Kartothek
Kartothek is a Python library to manage (create, read, update, delete) large
amounts of tabular data in a blob store. It stores data as datasets, which
it presents as pandas DataFrames to the user. Datasets are a collection of
files with the same schema that reside in a blob store. Kartothek uses a metadata
definition to handle these datasets efficiently. For distributed access and
manipulation of datasets Kartothek offers a Dask interface.
Storing data distributed over multiple files in a blob store (S3, ABS, GCS,
etc.) allows for a fast, cost-efficient and highly scalable data infrastructure.
A downside of storing data solely in an object store is that the storages
themselves give little to no guarantees beyond the consistency of a single file.

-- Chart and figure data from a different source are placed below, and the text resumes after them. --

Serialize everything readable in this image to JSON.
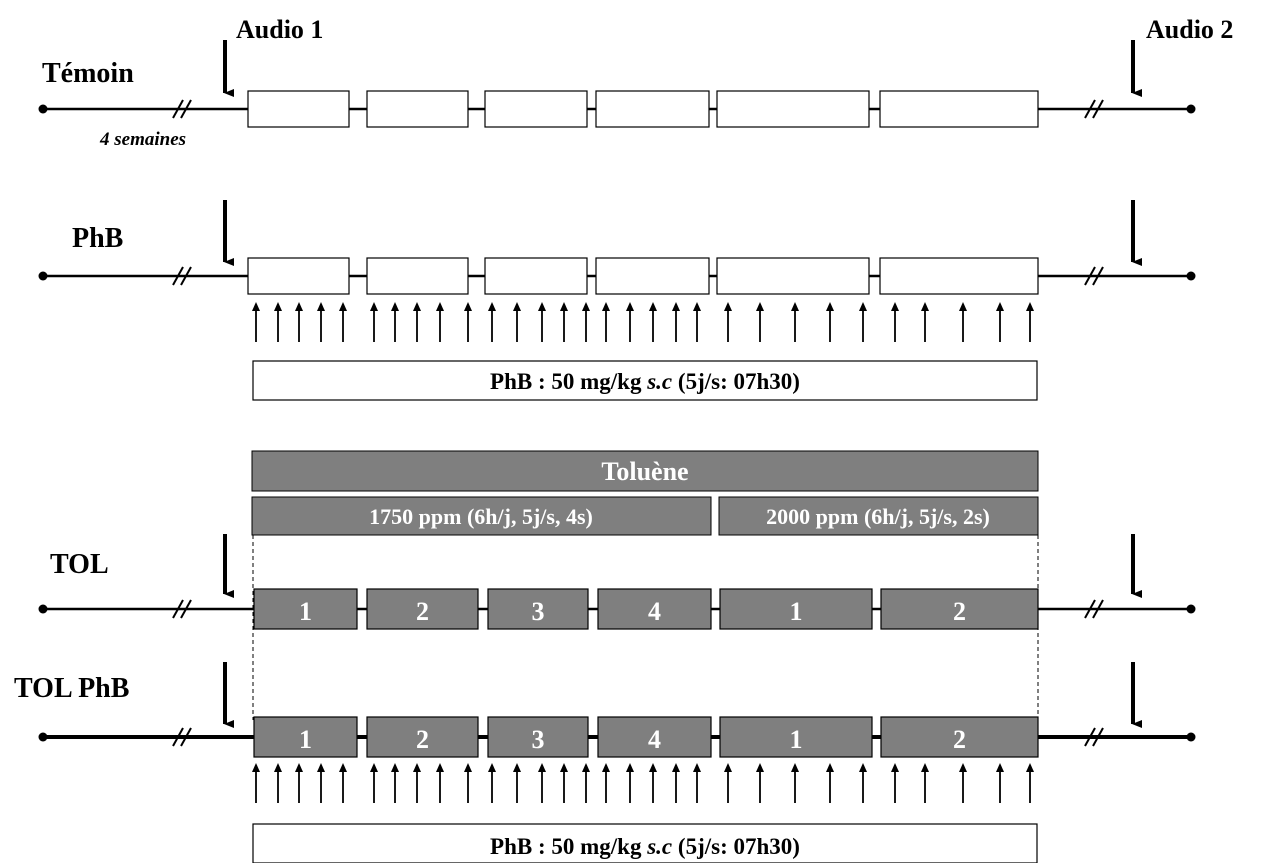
{
  "annotations": {
    "audio1": "Audio 1",
    "audio2": "Audio 2",
    "duration_note": "4 semaines"
  },
  "groups": [
    {
      "name": "Témoin",
      "boxes": "white",
      "box_labels": []
    },
    {
      "name": "PhB",
      "boxes": "white",
      "box_labels": [],
      "injections": true
    },
    {
      "name": "TOL",
      "boxes": "gray",
      "box_labels": [
        "1",
        "2",
        "3",
        "4",
        "1",
        "2"
      ]
    },
    {
      "name": "TOL PhB",
      "boxes": "gray",
      "box_labels": [
        "1",
        "2",
        "3",
        "4",
        "1",
        "2"
      ],
      "injections": true
    }
  ],
  "treatments": {
    "phb_bar": {
      "text_main": "PhB : 50 mg/kg ",
      "text_italic": "s.c",
      "text_tail": " (5j/s: 07h30)"
    },
    "toluene_bar": {
      "title": "Toluène",
      "phase1": "1750 ppm (6h/j, 5j/s, 4s)",
      "phase2": "2000 ppm (6h/j, 5j/s, 2s)"
    }
  },
  "colors": {
    "exposure_fill": "#7f7f7f",
    "control_fill": "#ffffff",
    "line": "#000000"
  }
}
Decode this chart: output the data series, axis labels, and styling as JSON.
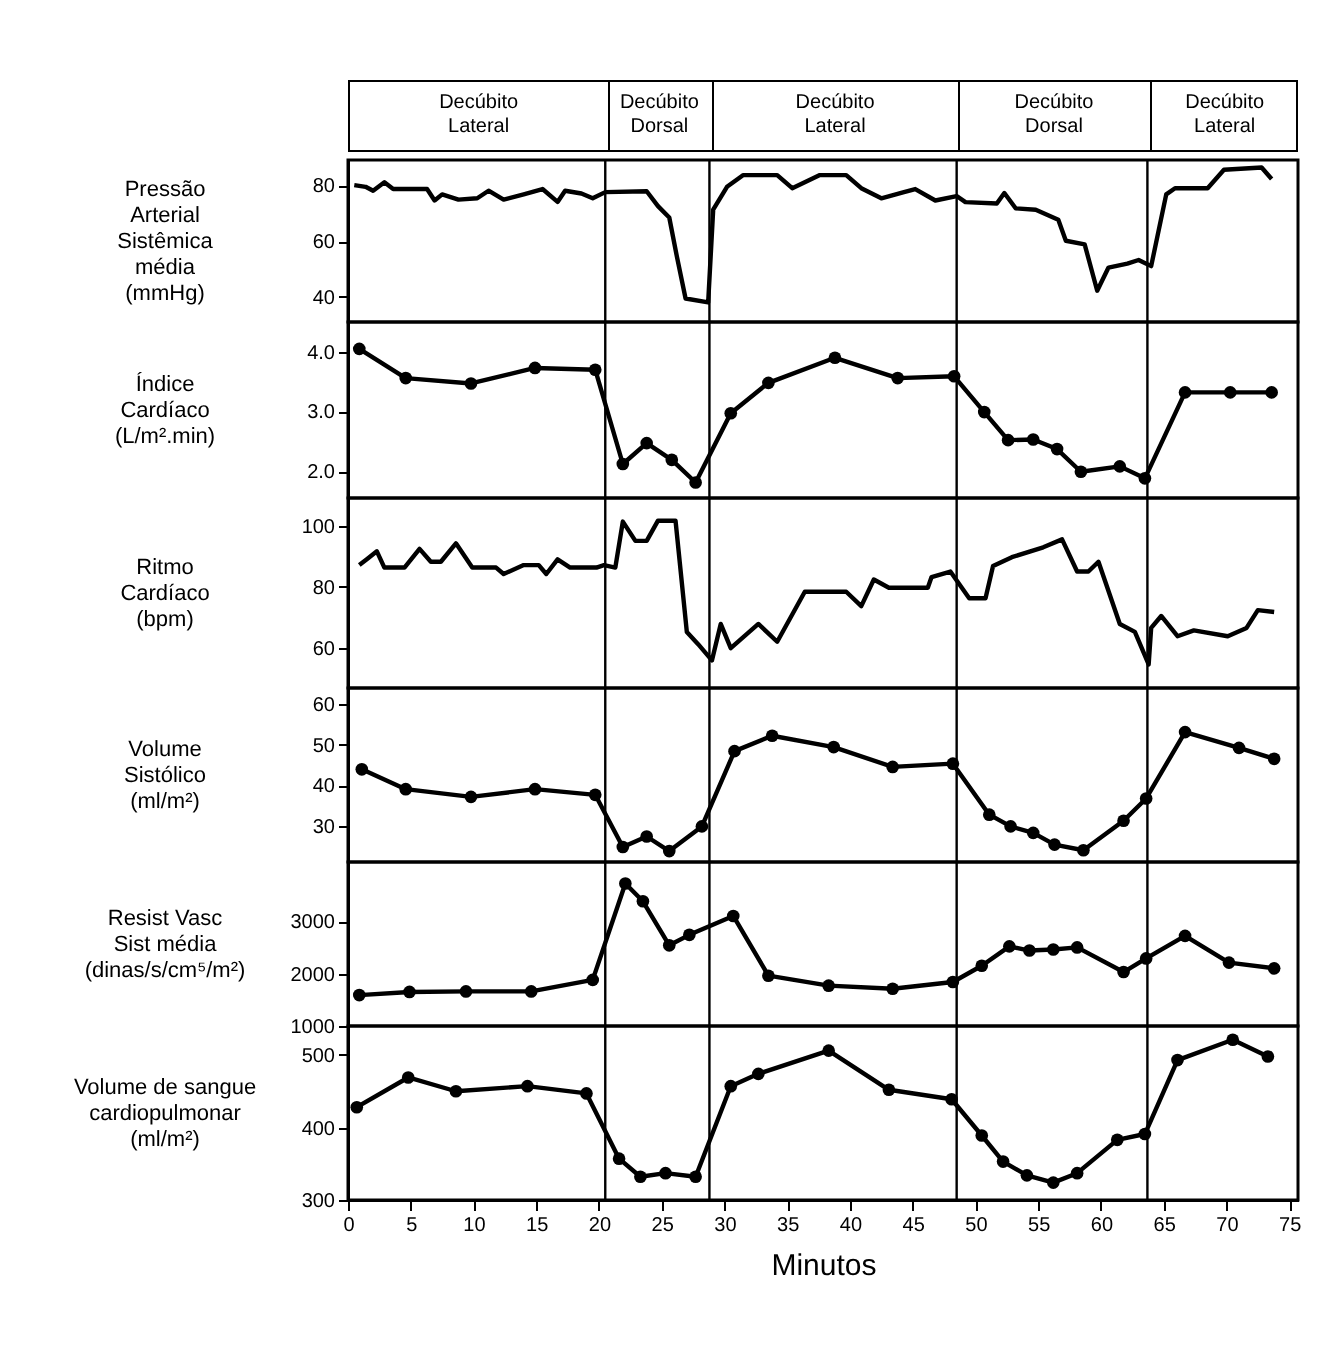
{
  "chart_data": [
    {
      "type": "line",
      "ylabel": "Pressão\nArterial\nSistêmica\nmédia\n(mmHg)",
      "xlim": [
        0,
        75.7
      ],
      "ylim": [
        31,
        89
      ],
      "yticks": [
        40,
        60,
        80
      ],
      "tick_labels": "y",
      "marker": "none",
      "line_style": "solid",
      "annotations": [
        "Decúbito\nLateral",
        "Decúbito\nDorsal",
        "Decúbito\nLateral",
        "Decúbito\nDorsal",
        "Decúbito\nLateral"
      ],
      "ref_lines": [
        {
          "axis": "x",
          "value": 20.5
        },
        {
          "axis": "x",
          "value": 28.8
        },
        {
          "axis": "x",
          "value": 48.5
        },
        {
          "axis": "x",
          "value": 63.7
        }
      ],
      "series": [
        {
          "color": "#000000",
          "x": [
            0.5,
            1.4,
            2.0,
            2.9,
            3.6,
            6.3,
            6.9,
            7.5,
            8.8,
            10.3,
            11.2,
            12.4,
            14.0,
            15.5,
            16.7,
            17.3,
            18.6,
            19.5,
            20.5,
            23.8,
            24.7,
            25.6,
            26.2,
            26.9,
            28.7,
            29.1,
            30.2,
            31.5,
            34.2,
            35.4,
            37.6,
            39.7,
            40.9,
            42.5,
            44.3,
            45.2,
            46.8,
            48.5,
            49.2,
            51.7,
            52.3,
            53.2,
            54.8,
            56.6,
            57.2,
            58.7,
            59.7,
            60.6,
            62.1,
            63.0,
            64.0,
            65.2,
            65.9,
            68.5,
            69.8,
            72.8,
            73.6
          ],
          "values": [
            80,
            79.4,
            78,
            81,
            78.6,
            78.6,
            74.5,
            76.7,
            74.8,
            75.3,
            78,
            74.8,
            76.7,
            78.6,
            74,
            78,
            77,
            75.3,
            77.5,
            77.8,
            72.5,
            68.4,
            54.6,
            39.4,
            38,
            71.2,
            79.4,
            83.6,
            83.6,
            78.9,
            83.6,
            83.6,
            78.9,
            75.3,
            77.5,
            78.6,
            74.5,
            76.1,
            73.9,
            73.4,
            77.2,
            71.7,
            71.2,
            67.6,
            60.1,
            58.8,
            42.2,
            50.5,
            51.9,
            53.2,
            51,
            76.7,
            78.9,
            78.9,
            85.5,
            86.3,
            82.2
          ]
        }
      ]
    },
    {
      "type": "line",
      "ylabel": "Índice\nCardíaco\n(L/m².min)",
      "xlim": [
        0,
        75.7
      ],
      "ylim": [
        1.55,
        4.5
      ],
      "yticks": [
        {
          "value": 2,
          "label": "2.0"
        },
        {
          "value": 3,
          "label": "3.0"
        },
        {
          "value": 4,
          "label": "4.0"
        }
      ],
      "tick_labels": "y",
      "marker": "circle",
      "line_style": "solid",
      "ref_lines": [
        {
          "axis": "x",
          "value": 20.5
        },
        {
          "axis": "x",
          "value": 28.8
        },
        {
          "axis": "x",
          "value": 48.5
        },
        {
          "axis": "x",
          "value": 63.7
        }
      ],
      "series": [
        {
          "color": "#000000",
          "x": [
            0.9,
            4.6,
            9.8,
            14.9,
            19.7,
            21.9,
            23.8,
            25.8,
            27.7,
            30.5,
            33.5,
            38.8,
            43.8,
            48.3,
            50.7,
            52.6,
            54.6,
            56.5,
            58.4,
            61.5,
            63.5,
            66.7,
            70.3,
            73.6
          ],
          "values": [
            4.05,
            3.56,
            3.47,
            3.73,
            3.7,
            2.12,
            2.47,
            2.19,
            1.81,
            2.97,
            3.48,
            3.9,
            3.56,
            3.59,
            2.99,
            2.52,
            2.53,
            2.37,
            1.99,
            2.08,
            1.88,
            3.32,
            3.32,
            3.32
          ]
        }
      ]
    },
    {
      "type": "line",
      "ylabel": "Ritmo\nCardíaco\n(bpm)",
      "xlim": [
        0,
        75.7
      ],
      "ylim": [
        47,
        109
      ],
      "yticks": [
        60,
        80,
        100
      ],
      "tick_labels": "y",
      "marker": "none",
      "line_style": "solid",
      "ref_lines": [
        {
          "axis": "x",
          "value": 20.5
        },
        {
          "axis": "x",
          "value": 28.8
        },
        {
          "axis": "x",
          "value": 48.5
        },
        {
          "axis": "x",
          "value": 63.7
        }
      ],
      "series": [
        {
          "color": "#000000",
          "x": [
            0.9,
            1.5,
            2.3,
            2.9,
            4.5,
            5.7,
            6.6,
            7.4,
            8.6,
            9.9,
            11.8,
            12.4,
            14.0,
            15.2,
            15.8,
            16.7,
            17.7,
            19.8,
            20.4,
            21.3,
            21.9,
            22.9,
            23.8,
            24.7,
            26.1,
            27.0,
            27.9,
            29.0,
            29.7,
            30.5,
            32.7,
            34.2,
            36.4,
            39.7,
            40.9,
            41.9,
            43.1,
            46.2,
            46.5,
            48.0,
            49.5,
            50.8,
            51.4,
            52.9,
            55.4,
            56.9,
            58.1,
            59.0,
            59.8,
            61.5,
            62.7,
            63.8,
            64.0,
            64.8,
            66.1,
            67.4,
            70.1,
            71.6,
            72.5,
            73.8
          ],
          "values": [
            87.1,
            89,
            91.6,
            86.3,
            86.3,
            92.4,
            88.2,
            88.2,
            94.2,
            86.3,
            86.3,
            84.2,
            87.1,
            87.1,
            84.2,
            89,
            86.3,
            86.3,
            87.1,
            86.3,
            101.3,
            95,
            95,
            101.6,
            101.6,
            65.3,
            61.3,
            56,
            67.9,
            60,
            67.9,
            62.1,
            78.4,
            78.4,
            73.7,
            82.4,
            79.7,
            79.7,
            83.2,
            85,
            76.3,
            76.3,
            86.8,
            89.7,
            92.9,
            95.5,
            85,
            85,
            88.2,
            67.9,
            65.3,
            54.7,
            66.6,
            70.5,
            63.9,
            65.8,
            63.9,
            66.6,
            72.4,
            71.8
          ]
        }
      ]
    },
    {
      "type": "line",
      "ylabel": "Volume\nSistólico\n(ml/m²)",
      "xlim": [
        0,
        75.7
      ],
      "ylim": [
        21,
        64
      ],
      "yticks": [
        30,
        40,
        50,
        60
      ],
      "tick_labels": "y",
      "marker": "circle",
      "line_style": "solid",
      "ref_lines": [
        {
          "axis": "x",
          "value": 20.5
        },
        {
          "axis": "x",
          "value": 28.8
        },
        {
          "axis": "x",
          "value": 48.5
        },
        {
          "axis": "x",
          "value": 63.7
        }
      ],
      "series": [
        {
          "color": "#000000",
          "x": [
            1.1,
            4.6,
            9.8,
            14.9,
            19.7,
            21.9,
            23.8,
            25.6,
            28.2,
            30.8,
            33.8,
            38.7,
            43.4,
            48.2,
            51.1,
            52.8,
            54.6,
            56.3,
            58.6,
            61.8,
            63.6,
            66.7,
            71.0,
            73.8
          ],
          "values": [
            43.9,
            39.0,
            37.1,
            39.0,
            37.6,
            24.7,
            27.3,
            23.7,
            29.8,
            48.4,
            52.2,
            49.4,
            44.5,
            45.3,
            32.7,
            29.8,
            28.2,
            25.3,
            23.9,
            31.2,
            36.7,
            53.1,
            49.2,
            46.5
          ]
        }
      ]
    },
    {
      "type": "line",
      "ylabel": "Resist Vasc\nSist média\n(dinas/s/cm⁵/m²)",
      "xlim": [
        0,
        75.7
      ],
      "ylim": [
        1000,
        4130
      ],
      "yticks": [
        1000,
        2000,
        3000
      ],
      "tick_labels": "y",
      "marker": "circle",
      "line_style": "solid",
      "ref_lines": [
        {
          "axis": "x",
          "value": 20.5
        },
        {
          "axis": "x",
          "value": 28.8
        },
        {
          "axis": "x",
          "value": 48.5
        },
        {
          "axis": "x",
          "value": 63.7
        }
      ],
      "series": [
        {
          "color": "#000000",
          "x": [
            0.9,
            4.9,
            9.4,
            14.6,
            19.5,
            22.1,
            23.5,
            25.6,
            27.2,
            30.7,
            33.5,
            38.3,
            43.4,
            48.2,
            50.5,
            52.7,
            54.3,
            56.2,
            58.1,
            61.8,
            63.6,
            66.7,
            70.2,
            73.8
          ],
          "values": [
            1590,
            1650,
            1660,
            1660,
            1880,
            3720,
            3380,
            2540,
            2740,
            3100,
            1960,
            1770,
            1710,
            1840,
            2150,
            2520,
            2440,
            2460,
            2500,
            2030,
            2290,
            2720,
            2210,
            2100
          ]
        }
      ]
    },
    {
      "type": "line",
      "ylabel": "Volume de sangue\ncardiopulmonar\n(ml/m²)",
      "xlabel": "Minutos",
      "xlim": [
        0,
        75.7
      ],
      "xticks": [
        0,
        5,
        10,
        15,
        20,
        25,
        30,
        35,
        40,
        45,
        50,
        55,
        60,
        65,
        70,
        75
      ],
      "ylim": [
        300,
        540
      ],
      "yticks": [
        300,
        400,
        500
      ],
      "marker": "circle",
      "line_style": "solid",
      "ref_lines": [
        {
          "axis": "x",
          "value": 20.5
        },
        {
          "axis": "x",
          "value": 28.8
        },
        {
          "axis": "x",
          "value": 48.5
        },
        {
          "axis": "x",
          "value": 63.7
        }
      ],
      "series": [
        {
          "color": "#000000",
          "x": [
            0.7,
            4.8,
            8.6,
            14.3,
            19.0,
            21.6,
            23.3,
            25.3,
            27.7,
            30.5,
            32.7,
            38.3,
            43.1,
            48.1,
            50.5,
            52.2,
            54.1,
            56.2,
            58.1,
            61.3,
            63.5,
            66.1,
            70.5,
            73.3
          ],
          "values": [
            428,
            469,
            450,
            457,
            447,
            357,
            332,
            337,
            332,
            457,
            474,
            506,
            452,
            439,
            389,
            353,
            334,
            324,
            337,
            383,
            391,
            493,
            521,
            498
          ]
        }
      ]
    }
  ]
}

In particular, they cannot guarantee the consistency of your dataset. If we
demand a consistent state of our dataset at all times, we need to track the
state of the dataset. Kartothek frees us from having to do this manually.
The kartothek.io
module provides building blocks to create and modify these
datasets in data pipelines. Kartothek handles I/O, tracks dataset partitions
and selects subsets of data transparently.
Installation
Installers for the latest released version are availabe at the Python
package index and on conda.
pip install kartothek
conda install -c conda-forge kartothek
What is a (real) Kartothek?
A Kartothek (or more modern: Zettelkasten/Katalogkasten) is a tool to organize
(high-level) information extracted from a source of information.